Wiring Isn't Enough
Not
so long ago, the future looked like this: The spread of computer
networking would lead to a global village, where people would share a common
culture, information would be free and everyone would be an information-have.
The Net would pull everyone together, and erase the imbalances between rich
and poor, First World and Third, North and South. On the Net, no one knows
if you're Hungarian or African, whether you wear sandals or Guccis, drive a
Porsche or ride a camel.
Needless to say, that hasn't happened. That earlier vision was colored more
by satellite television wrapping the planet in CNN and MTV than by the
two-way interactivity of the Internet. The Net reflects local culture and is
built on active participation by people everywhere; it doesn't simply beam
the same stuff impartially all over the world. It offers the same thing to
everyone, everywhere -- those who are connected, anyway. But then it's up to
individuals to make use of it. And that's where the gaps are still great.
Of course, amazing stories abound. American inner-city kids who get onto the
Net and out of the ghetto -- or stick around and use it to make things
better. And there are my friends in Central Europe and Russia, who arrange
programming gigs by e-mail and start up Web sites with no capital.
But you can't just give people access to information and expect to change
anything meaningfully. The industrial-age equivalent would be distributing
machinery with no source of power. Education is the crucial ingredient to
actually using the Net's free content and redistributed knowledge. And
spreading learning around is far more difficult -- not to mention,
expensive -- than simply wiring schools. Especially in places that are poor and
poorly educated -- most of Africa, for instance, a continent with fewer Net
connections than many U.S. cities.
Eastern Europeans, by contrast, are by and large well-educated. They may be
disadvantaged by geography, by recent history and by the chaotic surrounding
culture But once they manage to fight their way onto the Net they can hold
their own. Formidable barriers remain -- language, infrastructure, even the
modest capital needed to operate online. Even so, it's easier to join the
information economy from Moscow than, from, say, a disadvantaged home in
Appalachia. Let alone a tin-roofed shack on the outskirts of Lima.

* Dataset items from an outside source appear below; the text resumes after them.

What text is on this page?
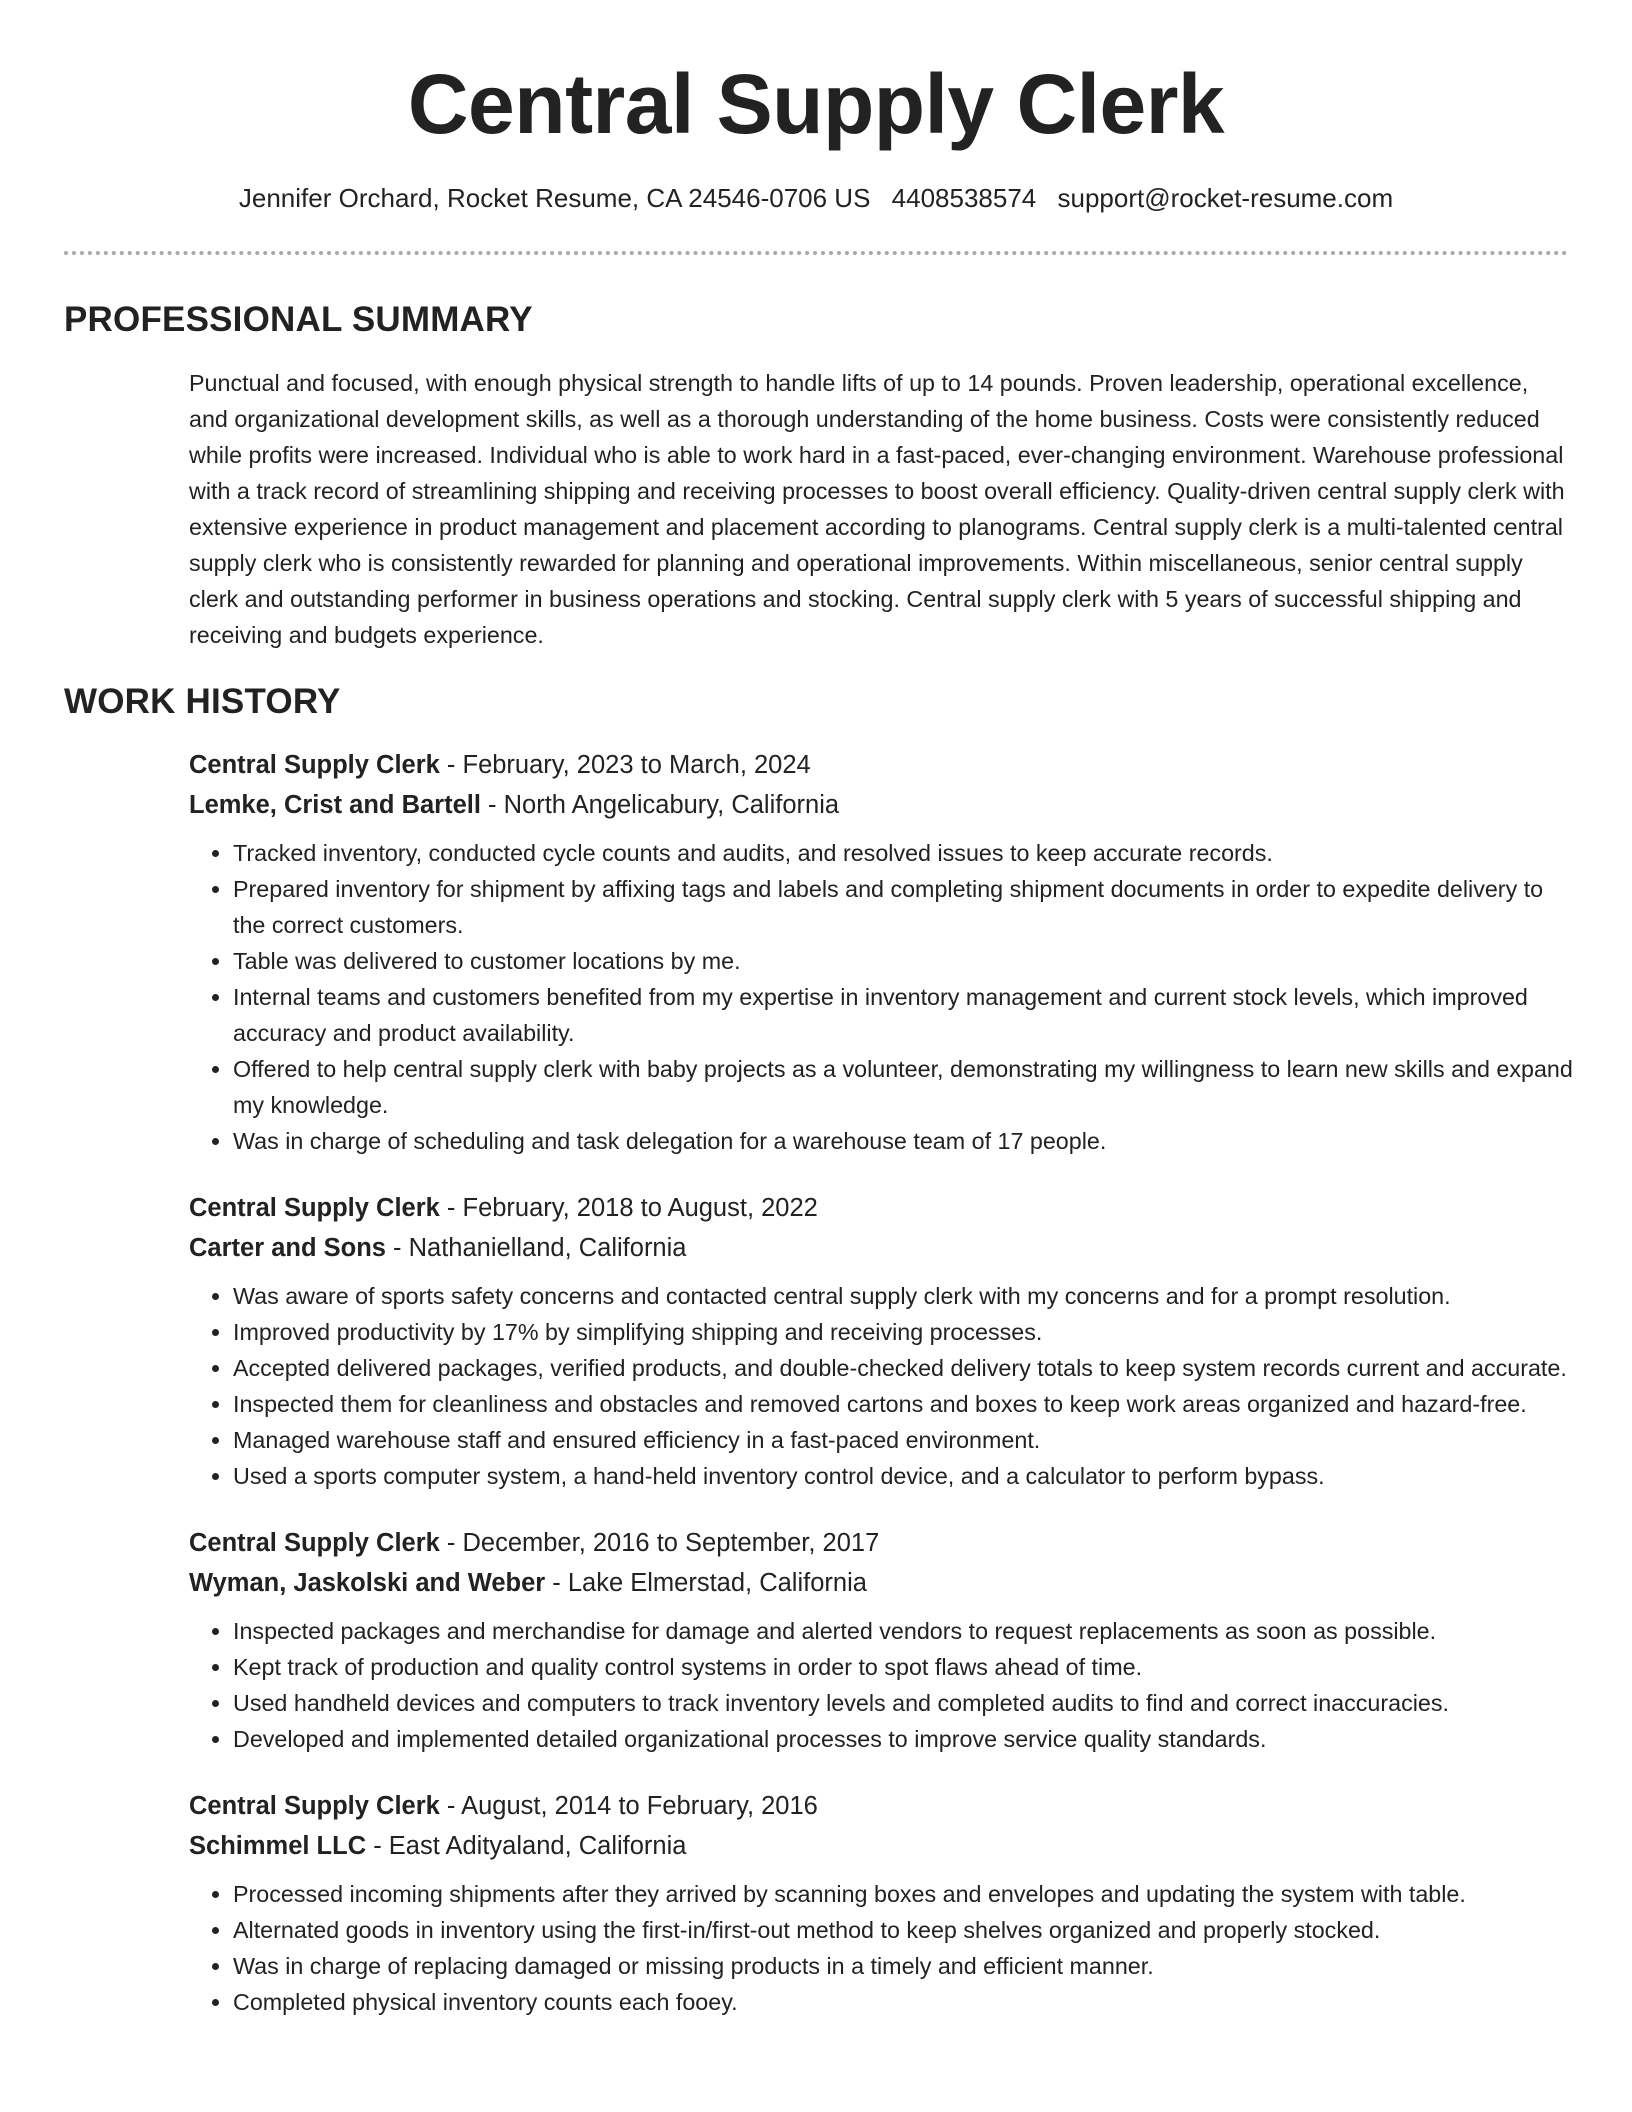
Central Supply Clerk
Jennifer Orchard, Rocket Resume, CA 24546-0706 US 4408538574 support@rocket-resume.com
PROFESSIONAL SUMMARY

Punctual and focused, with enough physical strength to handle lifts of up to 14 pounds. Proven leadership, operational excellence, and organizational development skills, as well as a thorough understanding of the home business. Costs were consistently reduced while profits were increased. Individual who is able to work hard in a fast-paced, ever-changing environment. Warehouse professional with a track record of streamlining shipping and receiving processes to boost overall efficiency. Quality-driven central supply clerk with extensive experience in product management and placement according to planograms. Central supply clerk is a multi-talented central supply clerk who is consistently rewarded for planning and operational improvements. Within miscellaneous, senior central supply clerk and outstanding performer in business operations and stocking. Central supply clerk with 5 years of successful shipping and receiving and budgets experience.

WORK HISTORY
Central Supply Clerk - February, 2023 to March, 2024
Lemke, Crist and Bartell - North Angelicabury, California
• Tracked inventory, conducted cycle counts and audits, and resolved issues to keep accurate records.
• Prepared inventory for shipment by affixing tags and labels and completing shipment documents in order to expedite delivery to the correct customers.
• Table was delivered to customer locations by me.
• Internal teams and customers benefited from my expertise in inventory management and current stock levels, which improved accuracy and product availability.
• Offered to help central supply clerk with baby projects as a volunteer, demonstrating my willingness to learn new skills and expand my knowledge.
• Was in charge of scheduling and task delegation for a warehouse team of 17 people.
Central Supply Clerk - February, 2018 to August, 2022
Carter and Sons - Nathanielland, California
• Was aware of sports safety concerns and contacted central supply clerk with my concerns and for a prompt resolution.
• Improved productivity by 17% by simplifying shipping and receiving processes.
• Accepted delivered packages, verified products, and double-checked delivery totals to keep system records current and accurate.
• Inspected them for cleanliness and obstacles and removed cartons and boxes to keep work areas organized and hazard-free.
• Managed warehouse staff and ensured efficiency in a fast-paced environment.
• Used a sports computer system, a hand-held inventory control device, and a calculator to perform bypass.
Central Supply Clerk - December, 2016 to September, 2017
Wyman, Jaskolski and Weber - Lake Elmerstad, California
• Inspected packages and merchandise for damage and alerted vendors to request replacements as soon as possible.
• Kept track of production and quality control systems in order to spot flaws ahead of time.
• Used handheld devices and computers to track inventory levels and completed audits to find and correct inaccuracies.
• Developed and implemented detailed organizational processes to improve service quality standards.
Central Supply Clerk - August, 2014 to February, 2016
Schimmel LLC - East Adityaland, California
• Processed incoming shipments after they arrived by scanning boxes and envelopes and updating the system with table.
• Alternated goods in inventory using the first-in/first-out method to keep shelves organized and properly stocked.
• Was in charge of replacing damaged or missing products in a timely and efficient manner.
• Completed physical inventory counts each fooey.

But especially for people long cut off from mainstream global culture, the
attraction is overwhelming. Those of us in the West can easily forget how
magical this system is. In North America or Western Europe, there are many
way to get whatever information you want, with or without the Internet. But
in Tashkent or Tallin or even Moscow itself, the Net may be literally the only
source. And things like slow access or bad connections are a minor
inconvenience compared with waiting weeks or months for a book or precious
document -- or simply not being able to get some crucial piece of information
at all.
I started using e-mail in 1989, not to communicate with other leading-edge
people in the United States -- I could get them easily enough by telephone -- but to
exchange messages with programmers and budding businessmen I had met in
Russia. I remember when a man called Leo Tomberg in Estonia established the
first connection between Russia's then-UUCP network and the Internet, via a
gateway in Finland. It was like a hole in a dike, and information rushed
through... in both directions.
Today that same pent-up desire describes millions of people living on the
margins of global civilization, and yearning to be a part of the bigger
world. The Internet is a ladder that can get them there -- but only for those
who can figure out how to climb.
Esther Dyson, who chairs the Electronic Frontier Foundation, is the president of EDventure Holdings, and co-founder of Poland Online.